The cause of Keita’s death was not given.
In the weeks before the 2020 coup, he had been struggling with protests fuelled by his handling of a jihadist insurgency and failure to turn around Mali’s floundering economy.
Snail-paced political reforms, decrepit public services and schools, and a widely shared perception of government corruption also fed anti-Keita sentiment, driving tens of thousands of protesters into the streets.
Keita was forced out of office on August 18, 2020 by young military officers who staged an uprising at a base near Bamako before heading into the city, where they seized Keita and other leaders.
Under pressure from the West African bloc ECOWAS, the junta that emerged from the rebellion released Keita on August 27 and returned him to his residence in Bamako, under surveillance.
He suffered a mini-stroke the following month, and was sent to United Arab Emirates for treatment.
Campaigning credentials
The ruling junta would stage another coup in May 2021.
ECOWAS this month agreed to sanction Mali after the junta proposed it would to stay in power for up to five years before staging elections — despite international demands that it respect a promise to hold the vote in February.
The son of a civil servant, Keita was born in the southern industrial city of Koutiala, the declining heartland of cotton production.
After studying literature in Mali, Senegal and France — his great-grandfather was a French colonial soldier who died in the Battle of Verdun in World War I — Keita became an adviser for the EU’s overseas development fund before heading a development project in northern Mali.
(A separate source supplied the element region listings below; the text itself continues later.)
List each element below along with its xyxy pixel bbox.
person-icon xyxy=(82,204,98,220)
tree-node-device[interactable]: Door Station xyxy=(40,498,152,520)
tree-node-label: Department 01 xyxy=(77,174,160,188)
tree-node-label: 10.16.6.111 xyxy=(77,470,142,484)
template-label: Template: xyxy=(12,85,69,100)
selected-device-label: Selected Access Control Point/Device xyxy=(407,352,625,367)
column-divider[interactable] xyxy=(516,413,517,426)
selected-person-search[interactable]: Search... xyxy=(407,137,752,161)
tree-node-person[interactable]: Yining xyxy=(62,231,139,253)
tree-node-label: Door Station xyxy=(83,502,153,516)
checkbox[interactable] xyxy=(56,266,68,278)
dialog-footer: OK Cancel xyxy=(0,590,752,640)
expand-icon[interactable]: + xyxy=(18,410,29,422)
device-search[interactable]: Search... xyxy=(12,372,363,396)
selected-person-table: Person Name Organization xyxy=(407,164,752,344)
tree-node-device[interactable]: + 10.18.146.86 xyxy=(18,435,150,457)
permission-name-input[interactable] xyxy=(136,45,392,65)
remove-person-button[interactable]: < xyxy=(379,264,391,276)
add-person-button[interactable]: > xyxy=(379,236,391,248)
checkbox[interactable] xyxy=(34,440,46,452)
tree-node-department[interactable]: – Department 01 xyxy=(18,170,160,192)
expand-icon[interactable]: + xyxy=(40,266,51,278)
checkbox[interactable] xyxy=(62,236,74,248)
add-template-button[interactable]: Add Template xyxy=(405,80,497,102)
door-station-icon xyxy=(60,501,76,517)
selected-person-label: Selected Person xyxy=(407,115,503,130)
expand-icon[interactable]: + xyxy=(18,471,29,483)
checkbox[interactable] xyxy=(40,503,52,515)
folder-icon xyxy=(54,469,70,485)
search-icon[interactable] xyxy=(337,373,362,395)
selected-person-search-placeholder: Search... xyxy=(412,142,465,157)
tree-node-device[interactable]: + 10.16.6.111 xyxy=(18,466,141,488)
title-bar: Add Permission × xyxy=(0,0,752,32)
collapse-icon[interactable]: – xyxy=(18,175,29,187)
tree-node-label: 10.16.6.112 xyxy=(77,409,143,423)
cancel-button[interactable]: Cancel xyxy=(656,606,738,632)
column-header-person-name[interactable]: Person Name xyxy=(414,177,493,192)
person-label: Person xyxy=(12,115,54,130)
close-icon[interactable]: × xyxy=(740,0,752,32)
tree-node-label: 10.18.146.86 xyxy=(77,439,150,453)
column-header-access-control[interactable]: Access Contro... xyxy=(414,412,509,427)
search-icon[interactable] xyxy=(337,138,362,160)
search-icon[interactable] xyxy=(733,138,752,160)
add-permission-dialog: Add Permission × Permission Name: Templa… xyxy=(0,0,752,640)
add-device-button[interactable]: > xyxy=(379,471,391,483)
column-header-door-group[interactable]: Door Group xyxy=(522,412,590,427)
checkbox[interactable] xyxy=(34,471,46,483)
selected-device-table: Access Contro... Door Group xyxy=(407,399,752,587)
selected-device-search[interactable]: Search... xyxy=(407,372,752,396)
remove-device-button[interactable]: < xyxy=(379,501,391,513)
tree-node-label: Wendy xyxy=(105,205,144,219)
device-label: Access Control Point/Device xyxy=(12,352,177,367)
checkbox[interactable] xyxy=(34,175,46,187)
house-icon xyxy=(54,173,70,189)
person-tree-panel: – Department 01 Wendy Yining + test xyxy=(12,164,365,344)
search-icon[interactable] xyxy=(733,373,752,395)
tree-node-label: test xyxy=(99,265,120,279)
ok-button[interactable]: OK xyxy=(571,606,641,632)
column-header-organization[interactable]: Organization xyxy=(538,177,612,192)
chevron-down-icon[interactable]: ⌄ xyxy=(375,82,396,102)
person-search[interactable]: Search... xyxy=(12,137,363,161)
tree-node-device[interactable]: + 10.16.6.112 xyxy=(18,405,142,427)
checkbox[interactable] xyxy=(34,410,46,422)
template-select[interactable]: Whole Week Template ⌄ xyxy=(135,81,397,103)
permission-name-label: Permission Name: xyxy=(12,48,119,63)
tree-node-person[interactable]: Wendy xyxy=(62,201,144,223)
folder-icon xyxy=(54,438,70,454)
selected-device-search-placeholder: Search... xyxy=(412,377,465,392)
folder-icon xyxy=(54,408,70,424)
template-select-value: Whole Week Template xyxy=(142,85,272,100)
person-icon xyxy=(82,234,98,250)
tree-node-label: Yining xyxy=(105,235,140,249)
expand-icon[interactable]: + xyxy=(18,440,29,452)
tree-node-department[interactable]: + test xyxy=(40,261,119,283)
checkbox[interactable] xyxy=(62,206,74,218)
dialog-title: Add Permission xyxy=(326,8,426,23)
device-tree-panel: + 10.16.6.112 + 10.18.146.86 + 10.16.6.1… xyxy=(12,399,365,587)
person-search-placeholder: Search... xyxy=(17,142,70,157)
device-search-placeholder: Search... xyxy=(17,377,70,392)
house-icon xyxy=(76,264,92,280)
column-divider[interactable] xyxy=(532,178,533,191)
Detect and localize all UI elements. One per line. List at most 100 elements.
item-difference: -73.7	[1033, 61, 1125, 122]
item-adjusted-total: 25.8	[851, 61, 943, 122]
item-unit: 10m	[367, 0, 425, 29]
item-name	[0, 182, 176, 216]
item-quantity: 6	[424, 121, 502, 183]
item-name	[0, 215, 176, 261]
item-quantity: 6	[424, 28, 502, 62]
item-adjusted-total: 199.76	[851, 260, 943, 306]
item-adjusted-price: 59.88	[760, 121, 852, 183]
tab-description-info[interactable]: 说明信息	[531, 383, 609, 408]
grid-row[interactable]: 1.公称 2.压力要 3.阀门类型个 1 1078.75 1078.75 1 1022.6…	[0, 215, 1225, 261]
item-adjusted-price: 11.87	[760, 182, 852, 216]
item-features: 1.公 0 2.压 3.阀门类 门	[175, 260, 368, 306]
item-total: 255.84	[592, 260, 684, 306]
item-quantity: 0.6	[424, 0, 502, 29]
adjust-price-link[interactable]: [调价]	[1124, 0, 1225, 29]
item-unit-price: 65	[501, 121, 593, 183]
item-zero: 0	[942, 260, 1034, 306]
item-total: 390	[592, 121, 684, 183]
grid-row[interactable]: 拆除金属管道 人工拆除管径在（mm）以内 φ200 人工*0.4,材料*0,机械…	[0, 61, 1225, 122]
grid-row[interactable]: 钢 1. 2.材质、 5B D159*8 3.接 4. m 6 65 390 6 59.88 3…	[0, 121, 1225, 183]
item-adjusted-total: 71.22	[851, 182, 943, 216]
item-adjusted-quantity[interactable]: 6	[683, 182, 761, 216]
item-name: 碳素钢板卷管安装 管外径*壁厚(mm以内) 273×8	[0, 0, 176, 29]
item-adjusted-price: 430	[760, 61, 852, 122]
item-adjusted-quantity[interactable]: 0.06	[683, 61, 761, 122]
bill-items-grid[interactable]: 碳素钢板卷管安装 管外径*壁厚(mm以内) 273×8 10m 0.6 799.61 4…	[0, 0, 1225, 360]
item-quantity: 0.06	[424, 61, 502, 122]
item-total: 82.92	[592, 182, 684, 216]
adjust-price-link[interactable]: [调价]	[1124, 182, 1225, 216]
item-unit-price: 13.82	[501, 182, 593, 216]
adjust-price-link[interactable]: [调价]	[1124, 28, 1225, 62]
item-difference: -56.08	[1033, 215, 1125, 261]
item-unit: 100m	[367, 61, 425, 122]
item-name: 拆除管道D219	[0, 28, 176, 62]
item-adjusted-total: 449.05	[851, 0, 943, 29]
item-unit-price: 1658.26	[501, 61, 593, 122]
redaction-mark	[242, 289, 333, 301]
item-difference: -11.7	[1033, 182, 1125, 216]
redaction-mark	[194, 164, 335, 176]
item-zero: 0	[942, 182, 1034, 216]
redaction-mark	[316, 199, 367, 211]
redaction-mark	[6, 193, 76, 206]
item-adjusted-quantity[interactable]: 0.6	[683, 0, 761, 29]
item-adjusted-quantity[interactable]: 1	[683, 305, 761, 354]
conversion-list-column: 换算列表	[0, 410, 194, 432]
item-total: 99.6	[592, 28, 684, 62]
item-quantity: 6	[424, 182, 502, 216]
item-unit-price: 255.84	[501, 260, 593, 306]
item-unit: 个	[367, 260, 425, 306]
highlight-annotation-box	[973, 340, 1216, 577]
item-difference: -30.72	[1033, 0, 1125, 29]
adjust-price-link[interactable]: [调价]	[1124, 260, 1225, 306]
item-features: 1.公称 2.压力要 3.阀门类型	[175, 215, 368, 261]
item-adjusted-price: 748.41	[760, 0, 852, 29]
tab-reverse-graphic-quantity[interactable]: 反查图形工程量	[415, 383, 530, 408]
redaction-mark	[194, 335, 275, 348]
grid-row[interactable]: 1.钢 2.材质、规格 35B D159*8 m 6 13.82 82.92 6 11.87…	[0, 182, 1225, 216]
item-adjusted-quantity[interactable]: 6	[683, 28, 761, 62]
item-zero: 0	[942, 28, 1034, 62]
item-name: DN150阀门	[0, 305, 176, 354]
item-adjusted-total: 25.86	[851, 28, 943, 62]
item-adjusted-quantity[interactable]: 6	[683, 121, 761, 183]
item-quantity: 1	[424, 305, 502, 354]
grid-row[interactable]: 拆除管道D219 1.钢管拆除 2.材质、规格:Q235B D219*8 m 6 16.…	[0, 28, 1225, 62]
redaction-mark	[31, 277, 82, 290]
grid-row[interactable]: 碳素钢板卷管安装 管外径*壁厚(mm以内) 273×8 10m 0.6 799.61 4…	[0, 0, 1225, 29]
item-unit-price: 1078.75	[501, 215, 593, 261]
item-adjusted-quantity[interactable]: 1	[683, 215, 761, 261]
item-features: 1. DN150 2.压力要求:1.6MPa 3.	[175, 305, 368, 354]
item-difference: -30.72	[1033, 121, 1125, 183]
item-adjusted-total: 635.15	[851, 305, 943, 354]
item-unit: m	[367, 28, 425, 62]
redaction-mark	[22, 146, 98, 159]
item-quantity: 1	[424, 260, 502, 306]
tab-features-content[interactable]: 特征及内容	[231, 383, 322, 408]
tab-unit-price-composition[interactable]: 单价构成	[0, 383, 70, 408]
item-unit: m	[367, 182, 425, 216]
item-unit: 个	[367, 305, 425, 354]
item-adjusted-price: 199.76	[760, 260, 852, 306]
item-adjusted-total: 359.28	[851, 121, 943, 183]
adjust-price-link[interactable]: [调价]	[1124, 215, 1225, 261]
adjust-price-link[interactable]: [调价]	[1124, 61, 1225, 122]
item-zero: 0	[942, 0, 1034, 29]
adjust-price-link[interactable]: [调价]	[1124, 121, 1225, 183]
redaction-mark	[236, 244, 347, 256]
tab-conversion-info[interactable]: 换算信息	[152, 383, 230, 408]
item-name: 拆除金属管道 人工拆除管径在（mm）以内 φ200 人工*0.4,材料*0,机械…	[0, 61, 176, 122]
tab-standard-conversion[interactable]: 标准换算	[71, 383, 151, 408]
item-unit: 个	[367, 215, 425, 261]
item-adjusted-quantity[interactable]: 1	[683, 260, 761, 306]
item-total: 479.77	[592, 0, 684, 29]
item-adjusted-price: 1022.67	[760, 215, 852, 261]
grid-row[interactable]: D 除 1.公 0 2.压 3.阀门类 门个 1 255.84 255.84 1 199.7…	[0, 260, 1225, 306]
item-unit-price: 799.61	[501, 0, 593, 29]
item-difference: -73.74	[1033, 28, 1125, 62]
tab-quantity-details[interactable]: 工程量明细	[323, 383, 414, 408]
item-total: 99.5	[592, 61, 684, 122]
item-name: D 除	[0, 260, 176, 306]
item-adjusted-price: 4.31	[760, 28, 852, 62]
He campaigned against general Moussa Traore, Mali’s former president ousted in 1991 by a military coup.
He then rose through the ranks under Alpha Oumar Konare, the country’s first democratically elected president.
As a socialist prime minister between 1994 and 2000, he quelled a series of crippling strikes, earning a reputation as a firm leader and helping to set up his landslide election in 2013 — when he finally ascended to the presidency after losing runs in 2002 and 2007.